Evaluation statistics

For each reference-simulation pair of summaries, we computed the Kolmogorov-Smirnov (KS) test statistic using the ks.test function of the stats R package, and the Wasserstein metric using the wasserstein_metric function of the waddR R package [68]. In addition, we computed the two-dimensional KS statistic [69] (using MASSkde2d function [70]) and earth mover’s distance (EMD) [71] (using emdist’s emd2d function [72]) between relevant pairs of summaries, i.e., between unique combinations of gene- and cell-level summaries, respectively, excluding global summaries (PVE, CMS, and silhouette width) as well as gene-to-gene and cell-to-cell correlations. One- and two-dimensional evaluations are detailed under Additional file 1: Sec. 4.

Runtime evaluation

To quantify simulator runtimes, we selected one reference per type and drew five random subsets of 400–4000 genes (fixing the number of cells) and 100–2600 cells (fixing the number of genes). For each method and subset (eight in total), we separately measured the time required for parameter estimation and data simulation. For each step, we set a time limit of \(10^6\) s after which computations were interrupted.

Integration evaluation

Integration methods were implemented as in Chazarra-Gil et al. [73] (see Additional file 1: Sec. 5.1), including ComBat [74], Harmony [75], fastMNN and mnnCorrect [76], limma [77], and Seurat [78]. To evaluate method performances, cell-specific mixing scores (CMS) and the difference in local density factors (\(\Delta\)LDF) were computed using the cms and ldfDiff function, respectively, of the CellMixS package [52]. To make metrics more interpretable and comparable across datasets, we (i) subtracted 0.5 to center CMS at 0 (denoted CMS*) and (ii) centered (at 0) and scaled (to range 1) \(\Delta\)LDF (denoted \(\Delta\)LDF*). Overall integration scores correspond to the unweighted average of CMS* and \(\Delta\)LDF*. Thus, for all three metrics, a value of 0 indicates “good” mixing for a given cell.
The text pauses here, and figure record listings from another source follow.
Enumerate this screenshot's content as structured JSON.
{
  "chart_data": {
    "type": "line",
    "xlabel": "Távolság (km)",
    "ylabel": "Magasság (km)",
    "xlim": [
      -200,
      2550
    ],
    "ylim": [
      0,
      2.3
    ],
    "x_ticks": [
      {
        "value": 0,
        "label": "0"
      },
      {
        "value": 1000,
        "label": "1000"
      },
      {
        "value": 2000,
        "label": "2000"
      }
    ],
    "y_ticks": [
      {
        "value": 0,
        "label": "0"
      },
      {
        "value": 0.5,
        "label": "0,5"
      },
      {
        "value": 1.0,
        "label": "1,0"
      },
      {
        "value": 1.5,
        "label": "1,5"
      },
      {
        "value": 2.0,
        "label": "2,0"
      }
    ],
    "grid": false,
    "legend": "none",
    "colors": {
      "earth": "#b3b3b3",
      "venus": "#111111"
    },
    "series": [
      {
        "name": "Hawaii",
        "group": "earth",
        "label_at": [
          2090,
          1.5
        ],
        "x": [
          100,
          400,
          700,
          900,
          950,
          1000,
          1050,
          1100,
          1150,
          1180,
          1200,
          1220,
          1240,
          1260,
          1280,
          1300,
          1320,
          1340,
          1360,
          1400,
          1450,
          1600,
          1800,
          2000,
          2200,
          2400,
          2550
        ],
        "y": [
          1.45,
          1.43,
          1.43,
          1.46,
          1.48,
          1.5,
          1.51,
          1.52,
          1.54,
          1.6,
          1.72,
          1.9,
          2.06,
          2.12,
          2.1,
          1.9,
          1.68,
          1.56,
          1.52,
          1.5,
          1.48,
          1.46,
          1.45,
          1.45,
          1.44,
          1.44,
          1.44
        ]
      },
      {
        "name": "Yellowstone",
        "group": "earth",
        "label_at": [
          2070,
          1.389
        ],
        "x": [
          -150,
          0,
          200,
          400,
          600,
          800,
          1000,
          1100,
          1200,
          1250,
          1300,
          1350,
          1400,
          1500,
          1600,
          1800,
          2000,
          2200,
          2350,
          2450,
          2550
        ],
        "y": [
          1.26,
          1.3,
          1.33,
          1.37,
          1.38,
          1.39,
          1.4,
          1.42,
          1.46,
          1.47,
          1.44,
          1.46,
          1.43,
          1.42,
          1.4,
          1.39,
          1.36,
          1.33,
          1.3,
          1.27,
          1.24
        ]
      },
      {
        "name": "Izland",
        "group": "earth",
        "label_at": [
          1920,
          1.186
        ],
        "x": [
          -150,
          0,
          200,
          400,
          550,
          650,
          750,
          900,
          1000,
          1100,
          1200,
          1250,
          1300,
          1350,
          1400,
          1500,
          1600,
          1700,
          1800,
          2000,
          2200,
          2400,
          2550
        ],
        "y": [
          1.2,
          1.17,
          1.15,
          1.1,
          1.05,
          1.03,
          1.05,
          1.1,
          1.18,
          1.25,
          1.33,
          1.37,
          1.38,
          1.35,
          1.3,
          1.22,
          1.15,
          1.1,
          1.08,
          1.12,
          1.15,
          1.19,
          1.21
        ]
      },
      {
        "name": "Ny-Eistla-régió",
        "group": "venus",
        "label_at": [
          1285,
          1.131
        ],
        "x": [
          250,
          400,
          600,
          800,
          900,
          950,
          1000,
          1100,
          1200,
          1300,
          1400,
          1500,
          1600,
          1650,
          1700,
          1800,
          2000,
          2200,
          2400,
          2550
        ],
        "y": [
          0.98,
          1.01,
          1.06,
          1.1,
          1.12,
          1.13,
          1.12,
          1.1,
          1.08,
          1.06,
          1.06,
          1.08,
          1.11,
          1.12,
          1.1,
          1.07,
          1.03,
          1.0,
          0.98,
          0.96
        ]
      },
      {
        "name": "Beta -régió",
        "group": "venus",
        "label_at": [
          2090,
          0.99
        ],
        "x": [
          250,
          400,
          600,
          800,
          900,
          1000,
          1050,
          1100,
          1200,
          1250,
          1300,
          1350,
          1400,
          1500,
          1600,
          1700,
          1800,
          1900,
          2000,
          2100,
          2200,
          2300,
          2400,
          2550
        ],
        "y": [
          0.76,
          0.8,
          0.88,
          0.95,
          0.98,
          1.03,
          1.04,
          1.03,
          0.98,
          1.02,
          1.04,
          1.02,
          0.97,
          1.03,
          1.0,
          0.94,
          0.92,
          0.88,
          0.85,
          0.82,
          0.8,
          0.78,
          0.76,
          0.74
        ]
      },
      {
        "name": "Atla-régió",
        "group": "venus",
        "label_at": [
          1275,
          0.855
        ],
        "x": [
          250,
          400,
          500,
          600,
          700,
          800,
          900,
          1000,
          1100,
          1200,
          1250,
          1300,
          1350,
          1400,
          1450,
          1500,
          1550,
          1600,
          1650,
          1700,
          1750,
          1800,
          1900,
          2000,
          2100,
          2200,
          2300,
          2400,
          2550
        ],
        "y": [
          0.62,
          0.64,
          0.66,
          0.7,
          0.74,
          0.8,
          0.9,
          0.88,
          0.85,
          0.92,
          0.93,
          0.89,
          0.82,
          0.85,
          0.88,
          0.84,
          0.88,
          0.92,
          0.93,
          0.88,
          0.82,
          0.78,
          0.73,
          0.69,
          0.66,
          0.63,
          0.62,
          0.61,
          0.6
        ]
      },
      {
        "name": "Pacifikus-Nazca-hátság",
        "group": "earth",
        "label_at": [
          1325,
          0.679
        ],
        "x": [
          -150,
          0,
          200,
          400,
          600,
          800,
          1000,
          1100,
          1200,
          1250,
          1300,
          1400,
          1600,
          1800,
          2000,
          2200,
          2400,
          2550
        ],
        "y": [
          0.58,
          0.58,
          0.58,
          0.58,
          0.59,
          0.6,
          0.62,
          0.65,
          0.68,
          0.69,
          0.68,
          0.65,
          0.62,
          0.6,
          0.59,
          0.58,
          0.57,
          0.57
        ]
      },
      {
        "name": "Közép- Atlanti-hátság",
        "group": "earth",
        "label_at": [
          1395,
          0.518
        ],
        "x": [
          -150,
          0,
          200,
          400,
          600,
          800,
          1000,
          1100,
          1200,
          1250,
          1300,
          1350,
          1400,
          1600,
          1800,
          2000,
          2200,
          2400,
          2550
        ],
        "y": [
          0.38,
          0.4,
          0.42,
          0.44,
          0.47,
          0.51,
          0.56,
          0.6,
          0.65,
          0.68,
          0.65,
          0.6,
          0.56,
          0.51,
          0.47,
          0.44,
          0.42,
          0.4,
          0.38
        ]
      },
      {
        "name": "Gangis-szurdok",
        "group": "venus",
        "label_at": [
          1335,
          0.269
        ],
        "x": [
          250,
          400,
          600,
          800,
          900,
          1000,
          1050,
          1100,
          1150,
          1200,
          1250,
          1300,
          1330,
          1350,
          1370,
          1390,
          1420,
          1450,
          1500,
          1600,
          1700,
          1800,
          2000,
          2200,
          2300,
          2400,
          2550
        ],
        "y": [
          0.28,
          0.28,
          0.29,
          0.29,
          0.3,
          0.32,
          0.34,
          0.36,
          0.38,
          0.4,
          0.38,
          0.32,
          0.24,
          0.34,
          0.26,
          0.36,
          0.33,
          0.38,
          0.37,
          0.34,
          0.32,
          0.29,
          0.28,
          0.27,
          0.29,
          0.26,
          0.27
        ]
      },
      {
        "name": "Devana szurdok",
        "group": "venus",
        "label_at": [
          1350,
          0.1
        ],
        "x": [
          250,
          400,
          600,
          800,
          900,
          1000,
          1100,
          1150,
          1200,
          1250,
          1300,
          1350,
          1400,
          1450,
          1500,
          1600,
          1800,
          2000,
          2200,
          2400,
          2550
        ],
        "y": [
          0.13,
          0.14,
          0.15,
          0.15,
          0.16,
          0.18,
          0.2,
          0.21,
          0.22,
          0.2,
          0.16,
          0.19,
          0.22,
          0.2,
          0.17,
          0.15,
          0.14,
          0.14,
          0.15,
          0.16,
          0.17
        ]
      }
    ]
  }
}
When aggregating results (e.g., for heatmap visualizations), metrics were first averaged across cells within each batch and, secondly, across batches.

Clustering evaluation

Clustering methods were implemented as in Duó et al. [31] (see Additional file 1: Sec. 5.2), including CIDR [79], hierarchical clustering (HC), and k-means (KM) [80] on PCA, pcaReduce [81], SC3 [82], Seurat [78], TSCAN [83], and KM on t-SNE [84]. If applicable, the number of clusters was set to match the number of true (annotated respective simulated) clusters. To evaluate the performance of each method, we matched true and predicted cluster labels using the Hungarian algorithm [54] and computed cluster-level precision, recall, and F1 score (the harmonic mean of precision and recall).